Wurde eine Kapitalgesellschaft, an der der Steuerpflichtige wesentlich beteiligt war, wegen Vermögenslosigkeit im Veranlagungszeitraum 2001 im Handelsregister gelöscht, so war sie liquidationslos vollbeendet und ein in diesem Zeitpunkt realisierter Verlust unterlag noch nicht dem Halbeinkünfteverfahren.
Anders als bei der in Liquidation befindlichen Kapitalgesellschaft, ist der selbst bei einer sich über einen längeren Zeitraum erstreckenden Liquidation nach den (handelsrechtlichen) Grundsätzen ordnungsmäßiger Buchführung stichtagsbezogen zu ermittelnde Auflösungsgewinn oder -verlust bereits im Zeitpunkt der Realisation endgültig zeitlich festgelegt.

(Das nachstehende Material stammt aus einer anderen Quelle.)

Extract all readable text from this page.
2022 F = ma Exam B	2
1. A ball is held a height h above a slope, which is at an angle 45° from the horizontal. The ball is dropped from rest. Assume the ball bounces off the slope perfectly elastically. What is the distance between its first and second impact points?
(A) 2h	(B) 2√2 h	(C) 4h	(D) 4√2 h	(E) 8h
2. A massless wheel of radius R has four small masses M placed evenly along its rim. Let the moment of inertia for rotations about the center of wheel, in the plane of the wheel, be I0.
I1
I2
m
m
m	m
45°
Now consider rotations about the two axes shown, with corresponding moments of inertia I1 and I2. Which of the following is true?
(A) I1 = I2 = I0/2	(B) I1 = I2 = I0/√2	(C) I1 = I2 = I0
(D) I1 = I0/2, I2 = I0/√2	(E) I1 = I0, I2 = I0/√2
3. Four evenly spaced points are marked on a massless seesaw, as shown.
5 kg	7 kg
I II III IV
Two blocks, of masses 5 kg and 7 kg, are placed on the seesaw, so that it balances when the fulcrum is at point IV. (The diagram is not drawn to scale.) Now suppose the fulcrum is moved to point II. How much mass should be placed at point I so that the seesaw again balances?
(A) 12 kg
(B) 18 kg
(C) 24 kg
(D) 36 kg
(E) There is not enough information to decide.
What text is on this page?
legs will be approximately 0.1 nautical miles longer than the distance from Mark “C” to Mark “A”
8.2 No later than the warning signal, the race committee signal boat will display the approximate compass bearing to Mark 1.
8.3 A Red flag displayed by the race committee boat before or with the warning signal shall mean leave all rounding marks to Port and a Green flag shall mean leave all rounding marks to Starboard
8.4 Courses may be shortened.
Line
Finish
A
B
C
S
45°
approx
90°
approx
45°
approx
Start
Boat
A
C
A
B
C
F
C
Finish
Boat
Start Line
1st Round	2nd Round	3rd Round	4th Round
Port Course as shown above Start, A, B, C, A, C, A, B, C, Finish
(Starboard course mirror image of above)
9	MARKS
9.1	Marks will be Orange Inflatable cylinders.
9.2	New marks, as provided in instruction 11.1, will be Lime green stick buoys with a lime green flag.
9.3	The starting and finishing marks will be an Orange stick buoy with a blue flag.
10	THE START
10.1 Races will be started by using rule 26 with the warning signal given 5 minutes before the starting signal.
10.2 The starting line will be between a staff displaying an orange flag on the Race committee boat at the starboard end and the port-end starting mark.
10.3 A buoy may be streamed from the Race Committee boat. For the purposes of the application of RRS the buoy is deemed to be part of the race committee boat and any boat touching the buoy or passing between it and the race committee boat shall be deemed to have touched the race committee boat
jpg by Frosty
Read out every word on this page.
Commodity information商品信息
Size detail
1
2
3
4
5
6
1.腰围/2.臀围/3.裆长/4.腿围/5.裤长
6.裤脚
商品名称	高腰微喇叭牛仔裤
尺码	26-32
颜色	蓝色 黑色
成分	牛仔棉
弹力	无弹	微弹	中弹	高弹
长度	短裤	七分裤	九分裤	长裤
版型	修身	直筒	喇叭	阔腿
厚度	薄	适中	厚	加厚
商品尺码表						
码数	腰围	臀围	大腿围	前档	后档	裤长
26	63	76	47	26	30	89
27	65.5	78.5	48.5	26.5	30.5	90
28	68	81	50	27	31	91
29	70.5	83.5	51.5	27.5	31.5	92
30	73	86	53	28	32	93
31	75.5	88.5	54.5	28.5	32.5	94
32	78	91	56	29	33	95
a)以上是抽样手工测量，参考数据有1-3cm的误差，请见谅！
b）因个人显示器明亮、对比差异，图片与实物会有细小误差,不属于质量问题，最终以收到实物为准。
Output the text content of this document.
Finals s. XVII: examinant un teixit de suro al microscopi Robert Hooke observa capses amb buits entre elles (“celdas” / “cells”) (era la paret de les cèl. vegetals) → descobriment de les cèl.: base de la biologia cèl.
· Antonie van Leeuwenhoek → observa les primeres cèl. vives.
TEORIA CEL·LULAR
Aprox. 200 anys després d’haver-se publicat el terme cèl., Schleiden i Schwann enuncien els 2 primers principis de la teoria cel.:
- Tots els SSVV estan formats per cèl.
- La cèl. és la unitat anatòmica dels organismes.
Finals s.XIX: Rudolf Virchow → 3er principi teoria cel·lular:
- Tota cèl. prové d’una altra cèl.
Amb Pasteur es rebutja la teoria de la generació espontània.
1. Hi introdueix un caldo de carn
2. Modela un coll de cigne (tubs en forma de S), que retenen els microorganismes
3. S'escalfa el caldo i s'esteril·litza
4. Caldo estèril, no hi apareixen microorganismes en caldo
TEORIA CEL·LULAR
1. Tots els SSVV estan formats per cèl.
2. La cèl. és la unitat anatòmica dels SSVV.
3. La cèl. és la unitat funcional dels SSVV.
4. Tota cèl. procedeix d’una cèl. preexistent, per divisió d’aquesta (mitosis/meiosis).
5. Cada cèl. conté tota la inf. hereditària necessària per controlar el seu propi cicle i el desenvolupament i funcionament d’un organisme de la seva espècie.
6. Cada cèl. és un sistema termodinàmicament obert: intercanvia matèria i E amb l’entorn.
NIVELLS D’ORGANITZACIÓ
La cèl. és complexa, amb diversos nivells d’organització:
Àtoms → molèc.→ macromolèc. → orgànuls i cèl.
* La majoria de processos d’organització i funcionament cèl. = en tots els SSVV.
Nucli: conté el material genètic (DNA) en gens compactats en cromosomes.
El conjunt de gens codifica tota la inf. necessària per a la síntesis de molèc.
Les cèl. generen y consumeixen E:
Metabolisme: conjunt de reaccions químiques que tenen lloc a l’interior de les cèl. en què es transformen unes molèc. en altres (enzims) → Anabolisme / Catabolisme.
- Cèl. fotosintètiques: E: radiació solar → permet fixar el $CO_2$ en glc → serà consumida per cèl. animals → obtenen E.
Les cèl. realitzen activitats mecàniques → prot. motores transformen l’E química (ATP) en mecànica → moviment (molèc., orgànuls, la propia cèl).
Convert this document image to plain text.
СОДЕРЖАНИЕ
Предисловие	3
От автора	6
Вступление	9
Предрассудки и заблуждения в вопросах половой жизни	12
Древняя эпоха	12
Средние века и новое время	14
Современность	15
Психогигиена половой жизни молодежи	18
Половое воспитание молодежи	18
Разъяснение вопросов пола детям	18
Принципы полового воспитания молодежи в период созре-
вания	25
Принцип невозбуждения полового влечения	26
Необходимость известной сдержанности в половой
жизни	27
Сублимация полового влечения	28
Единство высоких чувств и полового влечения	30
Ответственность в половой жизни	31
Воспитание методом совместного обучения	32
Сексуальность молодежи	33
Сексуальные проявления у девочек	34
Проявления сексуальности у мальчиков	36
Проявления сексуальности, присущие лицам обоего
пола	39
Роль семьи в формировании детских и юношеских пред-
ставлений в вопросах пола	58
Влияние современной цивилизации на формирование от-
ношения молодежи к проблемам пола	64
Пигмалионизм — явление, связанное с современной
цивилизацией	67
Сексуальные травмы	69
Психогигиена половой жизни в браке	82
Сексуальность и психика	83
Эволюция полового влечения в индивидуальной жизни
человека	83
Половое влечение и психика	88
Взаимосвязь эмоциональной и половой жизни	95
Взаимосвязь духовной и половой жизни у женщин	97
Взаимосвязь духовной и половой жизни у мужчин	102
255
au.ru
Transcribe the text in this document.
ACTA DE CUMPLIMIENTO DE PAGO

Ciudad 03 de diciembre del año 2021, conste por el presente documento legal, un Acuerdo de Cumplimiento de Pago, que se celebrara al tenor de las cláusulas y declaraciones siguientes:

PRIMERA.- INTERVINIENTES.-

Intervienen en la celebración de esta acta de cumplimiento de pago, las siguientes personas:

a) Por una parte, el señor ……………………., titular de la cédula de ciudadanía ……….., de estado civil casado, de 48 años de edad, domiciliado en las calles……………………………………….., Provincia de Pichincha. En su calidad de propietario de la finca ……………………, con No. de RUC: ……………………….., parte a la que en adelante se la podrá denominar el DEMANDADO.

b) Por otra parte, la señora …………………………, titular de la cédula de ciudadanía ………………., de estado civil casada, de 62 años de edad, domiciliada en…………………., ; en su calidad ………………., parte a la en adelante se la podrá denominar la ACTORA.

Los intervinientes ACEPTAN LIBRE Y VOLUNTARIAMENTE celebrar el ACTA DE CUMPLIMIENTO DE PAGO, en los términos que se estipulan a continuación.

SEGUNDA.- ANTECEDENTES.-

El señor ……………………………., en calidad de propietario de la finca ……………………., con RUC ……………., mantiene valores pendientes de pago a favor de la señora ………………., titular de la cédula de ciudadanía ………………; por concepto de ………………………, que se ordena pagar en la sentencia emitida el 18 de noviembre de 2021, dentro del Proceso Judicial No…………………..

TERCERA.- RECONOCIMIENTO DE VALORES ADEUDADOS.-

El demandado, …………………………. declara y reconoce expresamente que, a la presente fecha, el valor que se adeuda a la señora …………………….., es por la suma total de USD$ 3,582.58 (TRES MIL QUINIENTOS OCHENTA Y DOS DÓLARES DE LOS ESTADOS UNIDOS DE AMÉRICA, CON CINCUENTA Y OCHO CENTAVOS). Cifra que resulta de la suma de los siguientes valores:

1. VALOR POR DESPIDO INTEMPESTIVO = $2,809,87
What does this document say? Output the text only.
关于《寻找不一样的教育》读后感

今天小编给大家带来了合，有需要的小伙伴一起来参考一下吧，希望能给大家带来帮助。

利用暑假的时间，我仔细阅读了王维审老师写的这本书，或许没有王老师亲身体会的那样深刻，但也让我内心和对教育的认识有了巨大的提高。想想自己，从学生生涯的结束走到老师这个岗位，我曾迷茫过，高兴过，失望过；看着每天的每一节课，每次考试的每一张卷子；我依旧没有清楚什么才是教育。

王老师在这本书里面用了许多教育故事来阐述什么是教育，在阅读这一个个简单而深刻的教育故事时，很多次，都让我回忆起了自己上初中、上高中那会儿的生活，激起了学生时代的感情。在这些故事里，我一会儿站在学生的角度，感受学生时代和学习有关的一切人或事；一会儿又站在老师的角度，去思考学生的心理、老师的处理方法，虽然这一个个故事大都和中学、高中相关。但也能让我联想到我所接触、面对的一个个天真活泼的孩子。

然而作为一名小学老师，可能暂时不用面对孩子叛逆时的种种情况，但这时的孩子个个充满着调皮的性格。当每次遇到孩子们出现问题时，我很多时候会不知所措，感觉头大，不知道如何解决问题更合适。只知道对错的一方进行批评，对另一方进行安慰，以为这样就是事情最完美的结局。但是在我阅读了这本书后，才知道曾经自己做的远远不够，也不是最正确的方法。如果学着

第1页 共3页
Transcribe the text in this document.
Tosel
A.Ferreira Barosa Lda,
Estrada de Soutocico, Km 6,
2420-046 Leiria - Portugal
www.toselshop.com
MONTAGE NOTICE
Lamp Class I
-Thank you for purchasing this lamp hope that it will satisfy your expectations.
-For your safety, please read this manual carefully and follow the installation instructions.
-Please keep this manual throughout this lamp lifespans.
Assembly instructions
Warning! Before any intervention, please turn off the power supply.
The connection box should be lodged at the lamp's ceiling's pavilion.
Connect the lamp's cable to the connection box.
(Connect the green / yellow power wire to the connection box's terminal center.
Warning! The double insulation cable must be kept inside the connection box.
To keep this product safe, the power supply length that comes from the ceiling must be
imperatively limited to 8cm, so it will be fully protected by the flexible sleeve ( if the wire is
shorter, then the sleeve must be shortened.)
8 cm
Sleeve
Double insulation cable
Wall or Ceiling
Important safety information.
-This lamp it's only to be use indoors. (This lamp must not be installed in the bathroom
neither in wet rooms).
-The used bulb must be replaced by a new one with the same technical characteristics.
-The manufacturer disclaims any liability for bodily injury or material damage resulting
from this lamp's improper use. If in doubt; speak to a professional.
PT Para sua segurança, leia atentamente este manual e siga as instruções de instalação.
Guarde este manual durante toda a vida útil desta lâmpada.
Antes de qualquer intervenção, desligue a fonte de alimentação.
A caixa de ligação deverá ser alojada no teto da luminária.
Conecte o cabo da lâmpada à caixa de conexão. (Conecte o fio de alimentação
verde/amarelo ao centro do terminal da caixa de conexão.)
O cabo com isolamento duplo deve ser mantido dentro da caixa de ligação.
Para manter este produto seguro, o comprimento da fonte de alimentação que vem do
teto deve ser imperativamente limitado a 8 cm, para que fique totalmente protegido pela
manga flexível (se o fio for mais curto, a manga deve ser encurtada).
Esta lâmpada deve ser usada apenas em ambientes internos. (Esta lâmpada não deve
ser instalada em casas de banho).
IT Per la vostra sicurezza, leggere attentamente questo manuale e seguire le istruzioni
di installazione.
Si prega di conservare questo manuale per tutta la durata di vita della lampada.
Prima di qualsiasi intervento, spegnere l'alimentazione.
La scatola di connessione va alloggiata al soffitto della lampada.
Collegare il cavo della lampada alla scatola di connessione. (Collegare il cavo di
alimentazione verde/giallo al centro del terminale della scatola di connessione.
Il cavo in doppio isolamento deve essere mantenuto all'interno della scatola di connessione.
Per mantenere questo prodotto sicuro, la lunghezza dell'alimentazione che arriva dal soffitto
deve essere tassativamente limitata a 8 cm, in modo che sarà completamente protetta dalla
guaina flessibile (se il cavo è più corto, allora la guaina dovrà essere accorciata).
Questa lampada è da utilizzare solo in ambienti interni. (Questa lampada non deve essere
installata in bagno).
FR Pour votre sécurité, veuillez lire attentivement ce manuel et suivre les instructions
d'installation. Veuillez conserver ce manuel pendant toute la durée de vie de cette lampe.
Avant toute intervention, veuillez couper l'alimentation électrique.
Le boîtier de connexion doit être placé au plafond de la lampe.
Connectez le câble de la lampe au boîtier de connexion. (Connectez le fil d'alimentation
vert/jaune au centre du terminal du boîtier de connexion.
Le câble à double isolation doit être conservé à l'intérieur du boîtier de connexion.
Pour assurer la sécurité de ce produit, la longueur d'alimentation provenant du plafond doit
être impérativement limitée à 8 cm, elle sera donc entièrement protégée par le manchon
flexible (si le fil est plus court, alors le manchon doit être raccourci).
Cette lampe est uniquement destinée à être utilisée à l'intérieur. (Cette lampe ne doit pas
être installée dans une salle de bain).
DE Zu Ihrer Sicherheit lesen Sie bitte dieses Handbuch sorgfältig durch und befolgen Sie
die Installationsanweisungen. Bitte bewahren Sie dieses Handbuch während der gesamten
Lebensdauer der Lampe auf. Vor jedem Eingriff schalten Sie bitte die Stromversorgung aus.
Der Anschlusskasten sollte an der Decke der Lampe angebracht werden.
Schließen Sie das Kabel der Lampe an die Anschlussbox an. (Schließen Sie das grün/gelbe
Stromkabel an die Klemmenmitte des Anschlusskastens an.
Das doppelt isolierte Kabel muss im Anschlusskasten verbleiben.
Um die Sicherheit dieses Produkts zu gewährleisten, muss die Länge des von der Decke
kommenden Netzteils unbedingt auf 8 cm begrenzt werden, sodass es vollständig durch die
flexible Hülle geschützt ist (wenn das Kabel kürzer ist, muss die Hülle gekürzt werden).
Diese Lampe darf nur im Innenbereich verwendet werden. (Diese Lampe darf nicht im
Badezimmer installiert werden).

Die stichtagsbezogene Gewinnermittlung zum Zeitpunkt der Veräußerung oder Liquidation erlaubt somit keine Differenzierung. Eine weitere Gewinn- oder Verlustermittlung in späteren Veranlagungszeiträumen - wie bei der Körperschaft - ist beim Anteilseigner ausgeschlossen. Eine sachgerechte Lösung hinsichtlich der zeitlichen Abgrenzung bei der Anwendung des Halbeinkünfteverfahrens auf der Ebene des Anteilseigners erfordert es danach, auch im Kalenderjahr 2001 nach den vom BFH in ständiger Rechtsprechung entwickelten Grundsätzen für den Realisationszeitpunkt entstandene Liquidationsverluste noch nicht im Halbeinkünfteverfahren - also nur zur Hälfte - steuerlich zu berücksichtigen.
Telex-Tipp:
Soweit für den VZ 2001 verfahrensrechtlich noch änderbare Steuerfestsetzungen vorliegen, sollten Änderungsanträge gestellt werden.